Oil fell for a second day, heading for the biggest monthly drop in two years, before a report that may show stockpiles climbed to the highest level since 1990 in the U.S., the world’s biggest crude user.

Futures slid as much as 0.5 percent. U.S. inventories rose 800,000 barrels to 383.3 million last week, according to the median estimate of eight analysts in a Bloomberg News survey before the Energy Department report tomorrow. Prices dropped yesterday after Spain’s credit rating was cut and BNP Paribas SA reduced its 2012 forecast for West Texas Intermediate oil.

“Demand out of the U.S. and the euro zone has been very soft,” David Lennox, an analyst at Fat Prophets in Sydney, said in a telephone interview. “For the foreseeable future, barring any supply-side shocks, oil will stay around $90 a barrel. If there’s going to be any movement, it’s not likely to be up.”

Crude for July delivery decreased as much as 45 cents to $90.31 a barrel in electronic trading on the New York Mercantile Exchange, and was at $90.34 at 12:07 p.m. Sydney time. The contract yesterday slid 10 cents to $90.76, the lowest close since May 24. Prices are down 14 percent this month, the biggest drop since May 2010.

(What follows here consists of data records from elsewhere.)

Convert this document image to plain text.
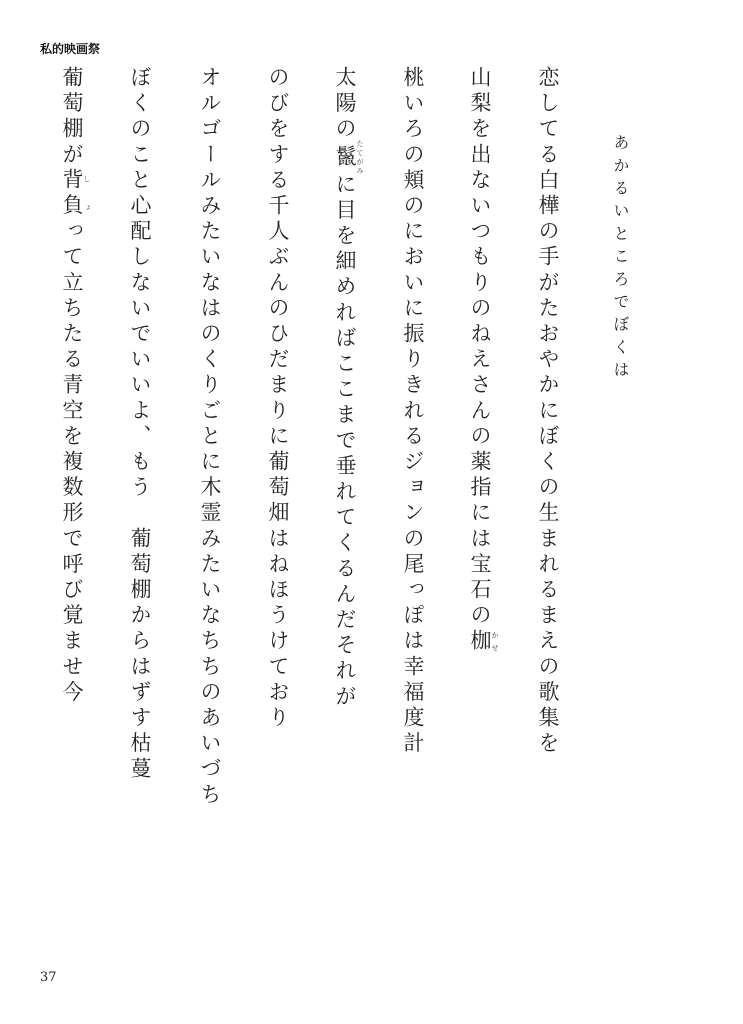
私的映画祭
あかるいところでぼくは
恋してる白樺の手がたおやかにぼくの生まれるまえの歌集を
山梨を出ないつもりのねえさんの薬指には宝石の枷 かせ
桃いろの頬のにおいに振りきれるジョンの尾っぽは幸福度計
太陽の鬣 たてがみに目を細めればここまで垂れてくるんだそれが
のびをする千人ぶんのひだまりに葡萄畑はねほうけており
オルゴールみたいなはのくりごとに木霊みたいなちちのあいづち
ぼくのこと心配しないでいいよ、もう　葡萄棚からはずす枯蔓
葡萄棚が背負 しょって立ちたる青空を複数形で呼び覚ませ今
37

Brent oil for July settlement fell 43 cents, or 0.4 percent, to $106.25 a barrel on the London-based ICE Futures Europe exchange. The European benchmark contract’s premium to West Texas Intermediate was at $15.91, from $15.92 yesterday.

Fuel Supplies

Oil in New York has long-term technical support at $89.83 a barrel, according to data compiled by Bloomberg. On the weekly chart, that’s the 50 percent Fibonacci retracement of the drop to $32.40 in December 2008 from an intraday record high of $147.27 in July that year. Buy orders tend to be clustered near chart-support levels.

U.S. gasoline stockpiles probably fell 250,000 barrels last week, according to the Bloomberg survey before tomorrow’s Energy Department report. Distillate supplies, a category that includes heating oil and diesel, will likely remain unchanged at 119.5 million barrels, the survey shows.

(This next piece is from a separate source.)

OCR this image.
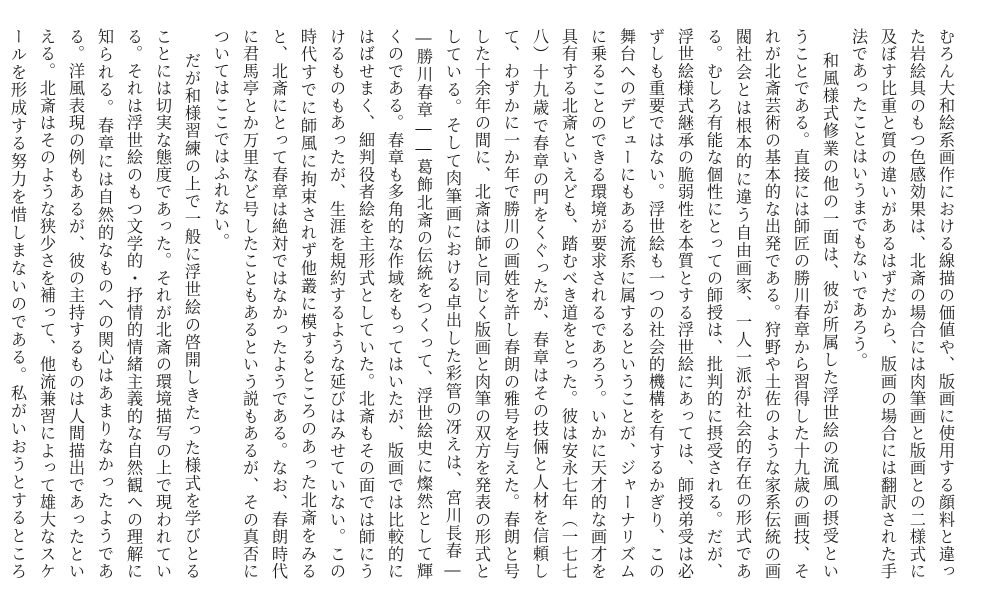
むろん大和絵系画作における線描の価値や、版画に使用する顔料と違った岩絵具のもつ色感効果は、北斎の場合には肉筆画と版画との二様式に及ぼす比重と質の違いがあるはずだから、版画の場合には翻訳された手法であったことはいうまでもないであろう。

和風様式修業の他の一面は、彼が所属した浮世絵の流風の摂受ということである。直接には師匠の勝川春章から習得した十九歳の画技、それが北斎芸術の基本的な出発である。狩野や土佐のような家系伝統の画閥社会とは根本的に違う自由画家、一人一派が社会的存在の形式である。むしろ有能な個性にとっての師授は、批判的に摂受される。だが、浮世絵様式継承の脆弱性を本質とする浮世絵にあっては、師授弟受は必ずしも重要ではない。浮世絵も一つの社会的機構を有するかぎり、この舞台へのデビューにもある流系に属するということが、ジャーナリズムに乗ることのできる環境が要求されるであろう。いかに天才的な画才を具有する北斎といえども、踏むべき道をとった。彼は安永七年（一七七八）十九歳で春章の門をくぐったが、春章はその技倆と人材を信頼して、わずかに一か年で勝川の画姓を許し春朗の雅号を与えた。春朗と号した十余年の間に、北斎は師と同じく版画と肉筆の双方を発表の形式としている。そして肉筆画における卓出した彩管の冴えは、宮川長春――勝川春章――葛飾北斎の伝統をつくって、浮世絵史に燦然として輝くのである。春章も多角的な作域をもってはいたが、版画では比較的にはばせまく、細判役者絵を主形式としていた。北斎もその面では師にうけるものもあったが、生涯を規約するような延びはみせていない。この時代すでに師風に拘束されず他叢に模するところのあった北斎をみると、北斎にとって春章は絶対ではなかったようである。なお、春朗時代に君馬亭とか万里など号したこともあるという説もあるが、その真否についてはここではふれない。

だが和様習練の上で一般に浮世絵の啓開しきたった様式を学びとることには切実な態度であった。それが北斎の環境描写の上で現われている。それは浮世絵のもつ文学的・抒情的情緒主義的な自然観への理解に知られる。春章には自然的なものへの関心はあまりなかったようである。洋風表現の例もあるが、彼の主持するものは人間描出であったといえる。北斎はそのような狭少さを補って、他流兼習によって雄大なスケールを形成する努力を惜しまないのである。私がいおうとするところ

The American Petroleum Institute will release separate inventory data today. The API collects stockpile information on a voluntary basis from operators of refineries, bulk terminals and pipelines. The government requires that reports be filed with the Energy Department for its weekly survey.

U.S. gasoline at the pump fell below year-earlier levels for the sixth straight week, the Energy Department said in a weekly retail report yesterday. The national average price for regular gasoline dropped 4.5 cents to $3.669 a gallon from a week earlier, it said.

Oil Forecast

BNP Paribas cut its 2012 price forecast for New York crude by $7 to $100 a barrel, and its estimates for Brent by $4 to $115 a barrel, as Europe’s debt crisis worsened, according to an e-mailed report. Prices will still advance in the third quarter because of sanctions against Iran and shrinking spare production capacity in the Organization of Petroleum Exporting Countries, the bank said.

Oil fell yesterday as the euro slid toward an almost two- year low after Egan-Jones Rating Co. cited a deteriorating economic outlook in Spain for its decision to lower the nation’s sovereign credit rating to B from BB-. A weaker European currency increases the cost of crude priced in dollars.